Study Finds Antibiotic Effective in Reducing Rate of Infection in Children With ALL

Alison Rodriguez

The antibiotic Levofloxacin may be effective in reducing the rate of infection risk in children with acute lymphoblastic leukemia (ALL), according to a study from St. Jude Children's Research Hospital. 
 
The recent study, published in Clinical Infectious Diseases, investigated the safety and efficacy of using antibiotic therapy for infection prevention in pediatric ALL patients. The study included a cohort of recently diagnosed ALL patients and compared the infection-related outcomes in those who received no prophylaxis, to those who received levofloxacin prophylaxis, or other prophylaxis during induction therapy.
 
“Infections remain the most frequent cause of serious treatment-related morbidity and mortality in children and adolescents with acute lymphoblastic leukemia (ALL); currently, up to 4% of children with ALL die of infection,” the authors wrote. “…Primary antibacterial prophylaxis during chemotherapy-related neutropenia in adults reduces clinically documented infection, microbiologically documented infection, and infection-related mortality.”
 
Of the 344 patients in the study, 173 received no prophylaxis, 69 received levofloxacin prophylaxis, and 102 received other prophylaxis regimens. Those receiving prophylaxis had longer duration of neutropenia while prophylaxis also reduced the odds of febrile neutropenia, like bacterial infection and bloodstream infection, by ≥70%. However, levofloxacin prophylaxis alone was able to reduce these infections while also reducing cephalosporin, aminoglycoside, vancomycin exposure, and Clostridium difficile infections by >95%.
 
“This research provides the first major evidence supporting targeted use of antibacterial prophylaxis for at-risk pediatric ALL patients, particularly use of the broad-spectrum antibiotic levofloxacin,” said lead author Joshua Wolf, MD, an assistant member of the St.
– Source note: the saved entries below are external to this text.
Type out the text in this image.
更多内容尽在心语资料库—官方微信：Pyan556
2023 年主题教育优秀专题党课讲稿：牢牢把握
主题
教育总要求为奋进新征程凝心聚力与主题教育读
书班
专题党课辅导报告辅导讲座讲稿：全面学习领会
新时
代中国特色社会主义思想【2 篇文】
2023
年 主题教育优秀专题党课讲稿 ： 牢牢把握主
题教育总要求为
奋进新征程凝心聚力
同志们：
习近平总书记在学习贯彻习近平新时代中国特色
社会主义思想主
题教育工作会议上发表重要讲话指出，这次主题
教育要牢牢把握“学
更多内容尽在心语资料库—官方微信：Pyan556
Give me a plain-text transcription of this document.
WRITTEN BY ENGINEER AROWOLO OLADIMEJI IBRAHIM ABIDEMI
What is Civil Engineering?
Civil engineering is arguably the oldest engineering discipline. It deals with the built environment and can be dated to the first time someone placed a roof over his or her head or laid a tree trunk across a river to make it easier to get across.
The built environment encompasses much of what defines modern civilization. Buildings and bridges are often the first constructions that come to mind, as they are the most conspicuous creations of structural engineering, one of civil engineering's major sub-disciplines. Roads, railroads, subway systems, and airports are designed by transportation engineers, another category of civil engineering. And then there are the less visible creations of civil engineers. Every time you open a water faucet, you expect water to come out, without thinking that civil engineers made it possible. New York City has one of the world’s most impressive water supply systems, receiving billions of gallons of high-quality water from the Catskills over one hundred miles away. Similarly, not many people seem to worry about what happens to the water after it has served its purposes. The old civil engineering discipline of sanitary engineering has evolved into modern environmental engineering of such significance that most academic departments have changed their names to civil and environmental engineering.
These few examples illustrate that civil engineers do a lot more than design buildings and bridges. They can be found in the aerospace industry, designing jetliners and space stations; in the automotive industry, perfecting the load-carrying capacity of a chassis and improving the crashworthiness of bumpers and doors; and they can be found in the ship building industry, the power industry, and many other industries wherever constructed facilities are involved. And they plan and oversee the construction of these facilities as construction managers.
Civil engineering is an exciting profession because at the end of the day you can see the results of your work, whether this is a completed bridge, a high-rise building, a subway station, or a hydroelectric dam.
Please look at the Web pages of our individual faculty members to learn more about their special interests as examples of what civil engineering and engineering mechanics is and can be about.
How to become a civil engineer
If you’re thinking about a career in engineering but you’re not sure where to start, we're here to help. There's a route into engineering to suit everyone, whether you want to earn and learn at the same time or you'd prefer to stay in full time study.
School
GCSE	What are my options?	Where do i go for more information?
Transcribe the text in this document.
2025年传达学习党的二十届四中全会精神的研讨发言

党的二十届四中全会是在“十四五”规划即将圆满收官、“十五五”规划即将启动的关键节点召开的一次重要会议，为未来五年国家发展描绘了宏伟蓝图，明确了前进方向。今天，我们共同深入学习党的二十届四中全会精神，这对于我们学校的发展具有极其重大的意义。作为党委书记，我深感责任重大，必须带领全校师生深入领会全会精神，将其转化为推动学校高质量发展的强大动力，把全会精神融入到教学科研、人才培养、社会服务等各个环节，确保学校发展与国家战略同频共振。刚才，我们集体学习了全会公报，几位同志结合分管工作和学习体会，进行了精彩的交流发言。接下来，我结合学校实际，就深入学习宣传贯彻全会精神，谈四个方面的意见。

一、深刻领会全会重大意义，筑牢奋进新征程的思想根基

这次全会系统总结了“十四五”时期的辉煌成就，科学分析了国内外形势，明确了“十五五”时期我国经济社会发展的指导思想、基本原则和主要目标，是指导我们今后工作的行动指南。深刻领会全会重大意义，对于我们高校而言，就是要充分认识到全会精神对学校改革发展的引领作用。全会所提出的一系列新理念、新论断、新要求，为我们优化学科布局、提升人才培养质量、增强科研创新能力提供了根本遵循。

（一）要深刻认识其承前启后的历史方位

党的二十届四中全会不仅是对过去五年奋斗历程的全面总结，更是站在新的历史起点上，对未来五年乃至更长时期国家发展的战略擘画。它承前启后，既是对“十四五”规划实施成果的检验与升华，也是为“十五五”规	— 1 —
Jude Department of Infectious Diseases. 
 
This study represented the largest to date of antibacterial prophylaxis during induction therapy for pediatric ALL patients. The study noted the need for additional studies to monitor the long-term antibiotic-resistance.
 
“Prophylactic antibiotic therapy with levofloxacin is routine for at-risk adult ALL patients, but it has remained controversial in children,” Wolf said. “Until this study, evidence supporting the safety and efficacy of prophylactic antibiotic therapy in children with ALL has been sparse,” Wolf concluded.